Higher shipments were achieved particularly by the group companies in India, the US, Thailand, the Philippines and Indonesia as well as in Russia and Azerbaijan.

Holcim says consolidated net sales increased by 2.2%  to CHF 4.8 billion. In absolute terms, Asia Pacific ranked first with net sales of CHF 2.2 billion.

Operating EBITDA was almost stable with a decline of 1.1%  to CHF 745 million.

Net income of CHF 116 million almost reached the previous year’s level.

The negative weather effects in Europe could be almost entirely absorbed.

With the exception of Europe, all group regions performed better. The group grew like-for-like by 5.5%.
 
Due to the seasonal pattern of the first quarter, cash flow from operating activities amounted to a negative CHF 474 million, an improvement of 11.8% compared to the previous year’s reporting period.

The last 12 months have seen net financial debt decrease 4.9%  to CHF 11.8 billion.

The group says higher shipments were achieved particularly by the group companies in India, the US, Thailand, the Philippines and Indonesia as well as in Russia and Azerbaijan.

“However, in contrast to last year’s mild climate, the harsh winter brought many construction sites in Western and Eastern Europe to a temporary standstill in February. Hence, sales volumes decreased in this group region in all segments and impacted first quarter results.

“Holcim achieved better prices in various markets. Overall, the group achieved an operating EBITDA close to last year, and like-for-like operating EBITDA growth reached 5.5%,” says Holcim.

Consolidated cement sales increased by 6.2%  to 35.2 million tonnes, and deliveries of aggregates were down by 7.8%  to 31.6 million tonnes.

Volumes of ready-mix concrete decreased by 0.3%  to 10.4 million cubic metres, and asphalt sales declined by 18.4%  to 1.4 million tonnes.

With shipments of cement up by more than 1.8 million tonnes, Asia Pacific was well ahead in terms of volume, mainly due to India. In aggregates, group region Africa Middle East achieved the highest growth rate.

In ready-mix concrete, North America recorded the highest volume growth, mainly due to the full incorporation of Lattimore Materials in Texas in March of last year, and the first-time consolidation of Ennstone in Virginia in November 2011.

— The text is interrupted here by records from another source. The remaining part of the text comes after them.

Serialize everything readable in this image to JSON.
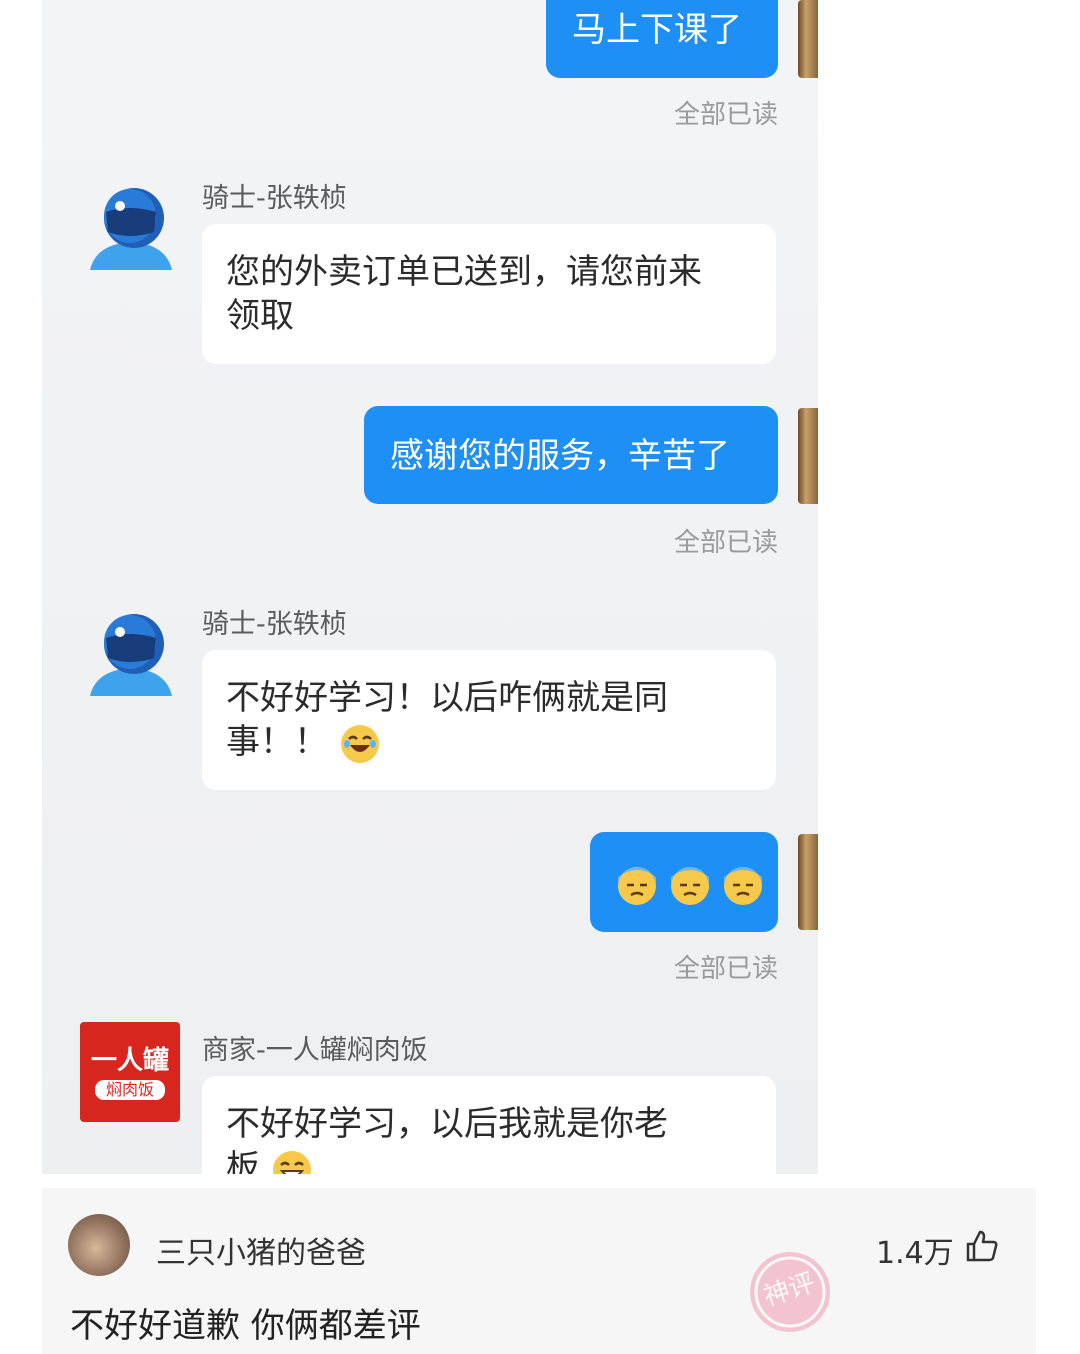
{
  "chat": {
    "messages": [
      {
        "type": "outgoing",
        "text": "马上下课了",
        "status": "全部已读"
      },
      {
        "type": "incoming",
        "sender": "骑士-张轶桢",
        "line1": "您的外卖订单已送到，请您前来",
        "line2": "领取"
      },
      {
        "type": "outgoing",
        "text": "感谢您的服务，辛苦了",
        "status": "全部已读"
      },
      {
        "type": "incoming",
        "sender": "骑士-张轶桢",
        "line1": "不好好学习！以后咋俩就是同",
        "line2": "事！！"
      },
      {
        "type": "outgoing",
        "text": "",
        "status": "全部已读"
      },
      {
        "type": "incoming",
        "sender": "商家-一人罐焖肉饭",
        "line1": "不好好学习，以后我就是你老",
        "line2": "板"
      }
    ],
    "merchant_logo": {
      "line1": "一人罐",
      "line2": "焖肉饭"
    }
  },
  "comment": {
    "user": "三只小猪的爸爸",
    "likes": "1.4万",
    "text": "不好好道歉  你俩都差评",
    "badge": "神评"
  },
  "colors": {
    "accent_blue": "#1e90f5",
    "merchant_red": "#d7261e"
  }
}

“A positive development is the fact that Holcim was able to mostly pass on cost increases through higher sales prices in all segments and in all group regions, with the exception of Africa Middle East.”

Holcim expects demand for building materials to rise in emerging markets in Asia and Latin America, as well as in Russia and Azerbaijan in 2012. A slight improvement for North America can also be expected.

In Europe, demand should remain stable, provided that the situation is not undermined by further systemic shocks.

“Holcim’s approach to new investments will be cautious and it expects that the group will achieve organic growth at operating EBITDA level,” says the group.